Looking back at the current situation, long-term holders are still continuously accumulating BTC, and this group will not change their original offensive strategy due to short-term price fluctuations. BTC whales are also continuously increasing their holdings, and the movement of BTC accumulation addresses is crucial. These addresses are characterized by only receiving BTC but never sending it out, representing typical production line investment funds or institutional-level wallets. Large-scale funds buy on dips, while short-term holders choose to sell due to emotions. This is also the inherent operating mode of the market. All of this provides better support for BTC. Coupled with the forthcoming liquidity boost and the weakness of the dollar, these constitute predictable favorable conditions unless there are greater uncertainties and the market's preference for risk assets withdraws. As long as the overall direction does not change, my strategy will focus on maintaining offense around pullbacks and seeking progress while ensuring stability. For speculative players, please consider carefully. Currently, the article has not yet been published, but BTC has already seen a certain pullback. For some friends, this has been viewed as a risk; the depth will be controlled within a conservative range. However, I do not recommend that shorts take action again, which does not mean you can blindly go long. My strategy requires high position management, so anyone with ideas should communicate with me in advance!

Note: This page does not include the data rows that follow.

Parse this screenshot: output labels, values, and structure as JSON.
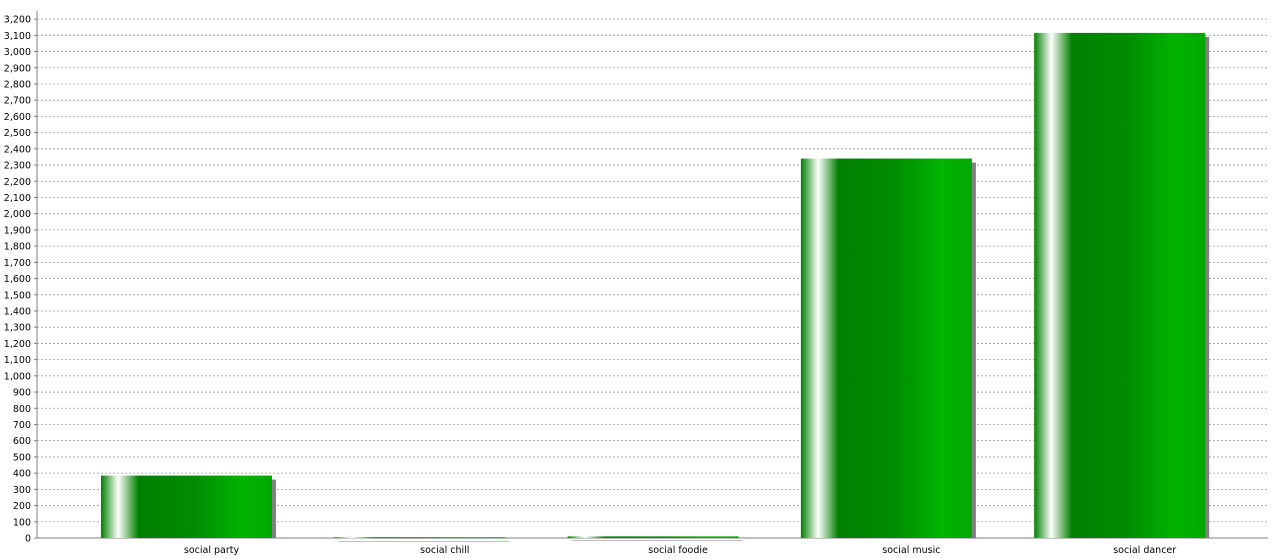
{
  "chart_data": {
    "type": "bar",
    "title": "",
    "xlabel": "",
    "ylabel": "",
    "categories": [
      "social party",
      "social chill",
      "social foodie",
      "social music",
      "social dancer"
    ],
    "values": [
      385,
      5,
      10,
      2340,
      3115
    ],
    "ylim": [
      0,
      3250
    ],
    "ytick_step": 100,
    "grid": "horizontal-dashed",
    "legend": "none",
    "colors": {
      "bar_dark": "#008000",
      "bar_mid": "#00b000",
      "bar_highlight": "#ffffff",
      "shadow": "#808080",
      "grid": "#9a9a9a",
      "axis": "#808080",
      "tick_text": "#000000"
    }
  }
}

Yi Hai Lun Bi: The success of investment depends not only on selecting good targets but also on when to buy and sell. Preserving principal and doing proper asset allocation is essential for steady progress in the ocean of investments. Life in this world is like a long river flowing into the sea; what determines victory or defeat is never just the gains and losses at a single pass or moment, but the confluence of many streams!

The article is purely personal opinion and does not constitute any trading advice. The cryptocurrency market is risky, and investment should be approached with caution!